Figure 3. Histological image 2.

Figure 4. Aspect of the wound to J17.

Scrotal mass of the patient was so large that it ended up leaving its prints on the inner thighs like an internal concavity as if the tumor was digging a stall to settle in.

The volume and stony hardness of the scrotal mass justify its use as a set on which the patient has seated for years. For Slama A. et al. [3] , the scrotal elephantiasis is variable in size and is covered with a thick skin that loses its elasticity.

Figure 5. External genitalia aspects 2 years after scrotal plasty.

In these patients suffering from penoscrotal elephantiasis, the penis is often returned if not completely buried in the scrotum [3] .

We hypothesized that the location of penile elephantiasis was due to the compression by the downward traction and the strangulation effect of the mass on the penis. This would explain the recovery of the penis (flexibility and elasticity) after excision of the scrotal mass without any action on the penis of our patient while several authors advised for a plasty of the penile skin [2] [3] [7] [8] .

The pathology of the surgical specimen made by two different teams concluded to either non specific fibrosis or vascular tumor with no evidence of malignancy.

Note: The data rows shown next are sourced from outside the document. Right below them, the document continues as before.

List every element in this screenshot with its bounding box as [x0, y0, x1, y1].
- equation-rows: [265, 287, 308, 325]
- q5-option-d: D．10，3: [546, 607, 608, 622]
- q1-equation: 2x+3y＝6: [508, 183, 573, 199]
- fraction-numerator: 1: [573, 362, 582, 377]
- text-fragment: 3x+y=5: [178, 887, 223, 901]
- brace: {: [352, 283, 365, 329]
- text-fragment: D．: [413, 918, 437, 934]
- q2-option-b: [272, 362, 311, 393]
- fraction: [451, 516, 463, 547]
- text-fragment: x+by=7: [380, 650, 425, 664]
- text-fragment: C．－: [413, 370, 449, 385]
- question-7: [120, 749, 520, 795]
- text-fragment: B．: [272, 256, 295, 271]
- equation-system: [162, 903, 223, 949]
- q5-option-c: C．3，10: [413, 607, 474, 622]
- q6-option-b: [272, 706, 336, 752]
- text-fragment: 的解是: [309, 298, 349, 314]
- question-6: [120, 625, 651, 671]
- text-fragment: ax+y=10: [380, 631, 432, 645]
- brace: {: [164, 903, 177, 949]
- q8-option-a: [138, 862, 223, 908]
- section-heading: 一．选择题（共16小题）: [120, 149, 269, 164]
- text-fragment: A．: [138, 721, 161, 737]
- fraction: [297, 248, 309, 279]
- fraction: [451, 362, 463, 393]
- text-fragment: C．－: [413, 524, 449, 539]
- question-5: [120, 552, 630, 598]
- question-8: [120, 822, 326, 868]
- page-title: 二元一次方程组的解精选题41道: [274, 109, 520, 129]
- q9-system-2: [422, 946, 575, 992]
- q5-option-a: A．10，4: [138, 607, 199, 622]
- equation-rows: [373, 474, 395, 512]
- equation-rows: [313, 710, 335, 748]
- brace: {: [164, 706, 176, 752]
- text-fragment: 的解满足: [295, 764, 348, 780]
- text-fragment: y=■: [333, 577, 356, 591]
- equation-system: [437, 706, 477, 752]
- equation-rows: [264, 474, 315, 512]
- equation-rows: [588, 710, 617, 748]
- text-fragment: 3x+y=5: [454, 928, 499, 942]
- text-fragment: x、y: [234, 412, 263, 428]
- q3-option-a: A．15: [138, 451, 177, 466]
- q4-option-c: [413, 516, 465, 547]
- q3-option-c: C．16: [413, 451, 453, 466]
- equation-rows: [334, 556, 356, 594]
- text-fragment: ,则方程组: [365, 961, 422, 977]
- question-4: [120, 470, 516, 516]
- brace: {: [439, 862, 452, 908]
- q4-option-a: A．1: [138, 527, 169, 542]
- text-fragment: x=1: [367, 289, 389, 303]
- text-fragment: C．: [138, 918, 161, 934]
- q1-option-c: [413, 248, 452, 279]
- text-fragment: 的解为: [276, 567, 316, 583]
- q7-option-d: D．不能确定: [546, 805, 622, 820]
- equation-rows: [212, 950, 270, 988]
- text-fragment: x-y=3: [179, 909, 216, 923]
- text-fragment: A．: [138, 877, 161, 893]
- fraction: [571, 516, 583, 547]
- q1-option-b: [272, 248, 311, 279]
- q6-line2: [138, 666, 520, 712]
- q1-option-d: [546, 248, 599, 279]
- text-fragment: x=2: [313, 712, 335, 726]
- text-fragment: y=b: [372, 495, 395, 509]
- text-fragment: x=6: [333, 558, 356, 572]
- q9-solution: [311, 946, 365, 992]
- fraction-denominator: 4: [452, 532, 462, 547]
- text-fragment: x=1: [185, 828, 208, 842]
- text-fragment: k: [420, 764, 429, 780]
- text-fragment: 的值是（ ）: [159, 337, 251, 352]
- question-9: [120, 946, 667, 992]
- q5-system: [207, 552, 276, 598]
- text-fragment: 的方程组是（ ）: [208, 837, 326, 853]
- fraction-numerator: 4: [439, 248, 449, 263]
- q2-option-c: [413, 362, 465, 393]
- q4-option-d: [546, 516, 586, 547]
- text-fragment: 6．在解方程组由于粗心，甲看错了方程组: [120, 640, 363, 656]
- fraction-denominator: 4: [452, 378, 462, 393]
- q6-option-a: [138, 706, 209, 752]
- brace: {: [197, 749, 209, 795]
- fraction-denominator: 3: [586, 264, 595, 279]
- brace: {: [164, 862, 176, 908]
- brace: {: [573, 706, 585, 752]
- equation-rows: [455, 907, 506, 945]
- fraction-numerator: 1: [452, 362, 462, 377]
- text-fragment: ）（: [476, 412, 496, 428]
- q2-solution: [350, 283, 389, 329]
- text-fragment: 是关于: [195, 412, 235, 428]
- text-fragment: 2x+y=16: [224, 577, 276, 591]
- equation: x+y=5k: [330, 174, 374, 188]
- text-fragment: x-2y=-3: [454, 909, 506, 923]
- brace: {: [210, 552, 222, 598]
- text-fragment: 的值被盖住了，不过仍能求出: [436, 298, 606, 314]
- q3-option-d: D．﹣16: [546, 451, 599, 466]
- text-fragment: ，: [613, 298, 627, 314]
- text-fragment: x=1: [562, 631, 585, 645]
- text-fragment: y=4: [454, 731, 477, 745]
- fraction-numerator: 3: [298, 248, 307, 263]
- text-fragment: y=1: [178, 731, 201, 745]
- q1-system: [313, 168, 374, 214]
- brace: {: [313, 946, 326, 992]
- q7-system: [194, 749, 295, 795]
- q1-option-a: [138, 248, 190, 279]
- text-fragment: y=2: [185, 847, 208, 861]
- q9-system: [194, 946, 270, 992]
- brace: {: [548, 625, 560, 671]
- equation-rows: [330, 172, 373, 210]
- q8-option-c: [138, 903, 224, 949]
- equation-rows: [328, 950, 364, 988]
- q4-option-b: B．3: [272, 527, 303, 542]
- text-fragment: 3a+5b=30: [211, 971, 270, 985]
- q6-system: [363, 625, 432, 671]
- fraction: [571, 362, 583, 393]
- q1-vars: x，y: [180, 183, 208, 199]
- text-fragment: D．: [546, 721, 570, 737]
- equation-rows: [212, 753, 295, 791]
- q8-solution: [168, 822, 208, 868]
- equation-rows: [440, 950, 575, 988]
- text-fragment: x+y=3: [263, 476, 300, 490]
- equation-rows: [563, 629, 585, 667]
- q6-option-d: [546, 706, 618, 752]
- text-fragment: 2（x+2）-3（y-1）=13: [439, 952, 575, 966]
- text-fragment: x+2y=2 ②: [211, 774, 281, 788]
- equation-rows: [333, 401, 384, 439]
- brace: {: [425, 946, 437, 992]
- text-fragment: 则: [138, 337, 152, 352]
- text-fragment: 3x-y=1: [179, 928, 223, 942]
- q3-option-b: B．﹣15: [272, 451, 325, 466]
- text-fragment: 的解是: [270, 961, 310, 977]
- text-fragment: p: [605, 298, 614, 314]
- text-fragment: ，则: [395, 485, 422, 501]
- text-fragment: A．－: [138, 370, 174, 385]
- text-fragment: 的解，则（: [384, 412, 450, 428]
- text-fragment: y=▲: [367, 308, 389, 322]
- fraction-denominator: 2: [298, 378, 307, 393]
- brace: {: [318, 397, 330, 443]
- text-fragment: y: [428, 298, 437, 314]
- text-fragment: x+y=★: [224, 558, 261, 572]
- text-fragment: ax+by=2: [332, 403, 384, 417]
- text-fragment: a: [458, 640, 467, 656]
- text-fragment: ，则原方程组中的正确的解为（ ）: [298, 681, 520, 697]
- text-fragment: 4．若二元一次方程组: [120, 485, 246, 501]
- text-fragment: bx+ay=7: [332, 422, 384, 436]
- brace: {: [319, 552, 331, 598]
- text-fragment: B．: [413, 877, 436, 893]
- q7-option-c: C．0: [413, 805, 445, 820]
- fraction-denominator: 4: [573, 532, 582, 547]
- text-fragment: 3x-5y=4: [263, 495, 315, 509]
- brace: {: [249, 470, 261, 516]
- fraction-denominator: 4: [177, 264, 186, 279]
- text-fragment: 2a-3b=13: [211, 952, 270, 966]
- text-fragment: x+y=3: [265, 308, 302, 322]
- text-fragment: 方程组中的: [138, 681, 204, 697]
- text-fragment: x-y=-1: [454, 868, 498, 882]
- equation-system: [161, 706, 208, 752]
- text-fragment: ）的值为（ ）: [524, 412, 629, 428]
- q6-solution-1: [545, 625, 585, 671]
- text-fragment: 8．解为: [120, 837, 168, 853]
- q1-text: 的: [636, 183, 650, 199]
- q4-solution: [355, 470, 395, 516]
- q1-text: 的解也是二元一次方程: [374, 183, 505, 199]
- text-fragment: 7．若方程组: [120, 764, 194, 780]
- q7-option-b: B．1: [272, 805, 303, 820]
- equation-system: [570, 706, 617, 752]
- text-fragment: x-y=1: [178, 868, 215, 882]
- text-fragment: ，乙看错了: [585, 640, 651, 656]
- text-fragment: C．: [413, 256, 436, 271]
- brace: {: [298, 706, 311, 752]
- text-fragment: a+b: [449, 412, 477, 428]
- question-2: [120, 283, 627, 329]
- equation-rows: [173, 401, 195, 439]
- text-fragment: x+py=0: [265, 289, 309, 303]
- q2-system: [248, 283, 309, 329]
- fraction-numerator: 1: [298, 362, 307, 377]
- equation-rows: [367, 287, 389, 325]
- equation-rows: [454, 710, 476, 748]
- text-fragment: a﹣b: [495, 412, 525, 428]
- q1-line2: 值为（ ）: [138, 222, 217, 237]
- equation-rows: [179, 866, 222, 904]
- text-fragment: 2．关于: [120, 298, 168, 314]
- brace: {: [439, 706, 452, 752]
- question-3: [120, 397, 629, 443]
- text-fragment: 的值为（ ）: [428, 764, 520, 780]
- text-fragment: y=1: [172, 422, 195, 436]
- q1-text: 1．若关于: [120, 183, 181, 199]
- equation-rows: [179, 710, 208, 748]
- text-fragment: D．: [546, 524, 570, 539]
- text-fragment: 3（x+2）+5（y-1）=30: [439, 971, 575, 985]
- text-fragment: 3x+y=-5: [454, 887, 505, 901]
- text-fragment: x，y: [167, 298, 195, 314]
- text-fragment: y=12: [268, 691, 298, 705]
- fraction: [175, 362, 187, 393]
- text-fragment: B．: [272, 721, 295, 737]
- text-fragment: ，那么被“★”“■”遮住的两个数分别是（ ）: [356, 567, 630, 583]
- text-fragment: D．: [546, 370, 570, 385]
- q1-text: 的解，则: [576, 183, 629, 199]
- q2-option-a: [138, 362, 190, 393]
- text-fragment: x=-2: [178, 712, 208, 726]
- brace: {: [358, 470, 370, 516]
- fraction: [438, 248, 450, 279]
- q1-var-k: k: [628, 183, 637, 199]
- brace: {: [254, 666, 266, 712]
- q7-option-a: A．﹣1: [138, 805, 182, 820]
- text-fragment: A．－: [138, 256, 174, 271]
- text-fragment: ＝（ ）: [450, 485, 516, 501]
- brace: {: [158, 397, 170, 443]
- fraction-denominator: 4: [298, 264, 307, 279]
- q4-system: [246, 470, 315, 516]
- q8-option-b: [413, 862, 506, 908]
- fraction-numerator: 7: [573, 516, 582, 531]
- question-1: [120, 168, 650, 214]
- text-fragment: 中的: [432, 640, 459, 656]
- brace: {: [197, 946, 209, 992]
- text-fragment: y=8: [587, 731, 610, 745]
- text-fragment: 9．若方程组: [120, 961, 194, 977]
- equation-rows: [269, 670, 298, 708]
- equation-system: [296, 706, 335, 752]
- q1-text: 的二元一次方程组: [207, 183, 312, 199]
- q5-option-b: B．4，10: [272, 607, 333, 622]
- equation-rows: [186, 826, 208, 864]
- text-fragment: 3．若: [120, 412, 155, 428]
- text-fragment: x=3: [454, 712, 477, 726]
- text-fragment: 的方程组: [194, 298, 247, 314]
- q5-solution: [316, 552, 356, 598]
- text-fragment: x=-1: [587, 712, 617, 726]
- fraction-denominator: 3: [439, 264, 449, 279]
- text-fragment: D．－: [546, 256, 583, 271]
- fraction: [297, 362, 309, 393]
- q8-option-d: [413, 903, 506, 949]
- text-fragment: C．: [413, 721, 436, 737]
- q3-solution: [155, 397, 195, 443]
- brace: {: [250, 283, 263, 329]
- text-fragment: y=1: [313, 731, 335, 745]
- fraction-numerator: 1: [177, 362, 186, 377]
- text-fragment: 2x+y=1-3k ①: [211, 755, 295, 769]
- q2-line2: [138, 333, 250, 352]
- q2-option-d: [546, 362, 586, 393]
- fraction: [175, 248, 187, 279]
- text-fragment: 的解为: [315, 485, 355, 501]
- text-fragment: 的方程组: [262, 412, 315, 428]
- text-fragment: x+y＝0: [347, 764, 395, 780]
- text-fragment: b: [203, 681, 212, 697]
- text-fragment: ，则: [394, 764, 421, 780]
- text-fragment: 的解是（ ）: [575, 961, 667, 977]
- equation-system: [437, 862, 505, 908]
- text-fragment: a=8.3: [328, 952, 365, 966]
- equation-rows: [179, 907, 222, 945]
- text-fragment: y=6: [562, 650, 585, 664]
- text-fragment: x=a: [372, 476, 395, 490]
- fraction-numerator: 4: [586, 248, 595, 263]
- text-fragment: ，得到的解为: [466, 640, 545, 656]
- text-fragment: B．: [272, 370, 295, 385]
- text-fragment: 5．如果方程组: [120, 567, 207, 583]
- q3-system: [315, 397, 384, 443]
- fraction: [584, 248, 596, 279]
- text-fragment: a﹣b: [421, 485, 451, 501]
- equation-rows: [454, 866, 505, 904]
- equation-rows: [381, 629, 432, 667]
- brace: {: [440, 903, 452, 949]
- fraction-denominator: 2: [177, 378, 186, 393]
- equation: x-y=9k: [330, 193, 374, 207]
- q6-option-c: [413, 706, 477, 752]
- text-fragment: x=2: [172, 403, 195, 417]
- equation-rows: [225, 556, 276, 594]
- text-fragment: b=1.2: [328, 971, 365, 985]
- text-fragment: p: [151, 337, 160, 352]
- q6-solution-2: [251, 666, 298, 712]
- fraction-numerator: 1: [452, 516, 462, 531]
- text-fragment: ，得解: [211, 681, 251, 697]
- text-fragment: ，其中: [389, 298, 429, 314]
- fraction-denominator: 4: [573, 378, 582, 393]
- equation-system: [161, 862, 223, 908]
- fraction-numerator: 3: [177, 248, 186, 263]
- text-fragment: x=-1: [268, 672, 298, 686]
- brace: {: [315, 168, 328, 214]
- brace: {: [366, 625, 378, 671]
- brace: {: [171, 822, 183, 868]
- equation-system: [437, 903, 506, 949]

Note that in both cases the tumor was benign which contrast with the poor general status at admission that would be in favor of a malignancy. The fibrosis due to local compression reduced lymphatic drainage causing elephantiasis. The favorable evolution of surgical treatment was an argument in favor of the benignity of the lesion.

Penoscrotal elephantiasis treatment is surgical [5] [6] with varying surgical technics based on the volume of the mass and the experience of the surgeon. Our preference was focused on achieving total excision of the scrotal skin and envelopes overflowing onto healthy tissue followed by a bilateral orchidopexy and scrotal plasty. No surgery was performed on the penis. We estimated that passive drainage would avoid hematoma in the dead spaces and reduce blood loss compared to active drainage which would cause massive blood loss.

Penoscrotal elephantiasis is often idiopathic despite the prevalence of this pathology in the filarial endemic areas. At the stage of penoscrotal elephantiasis, the research of microfilaria is often negative [4] -[6] .

Surgical excision has a cosmeticetic and diagnostic purposes.

If evolution is favorable for our patient, this is far from the rule because it can be punctuated by complications such as infection, lymphedema, subfertility...

4. Conclusion

Penoscrotal elephantiasis is a rare and idiopathic condition usually encountered in filarial endemic areas. Due to its weight and volume, physical and cosmetic characteristics the condition has psychological implications. It causes suspicions and doubt as to the possibility of malignancy. Pathology of the surgical specimen showed benign tissue. Filariasis often cited as etiology was unproven because the research of microfilaria was negative. Surgical treatment consisted of the removal of the scrotal mass with preservation of both testicles without penile plasty. The cosmetic and penis functional outcomes were good.

NOTES

*Corresponding author.

Conflicts of Interest

The authors declare no conflicts of interest.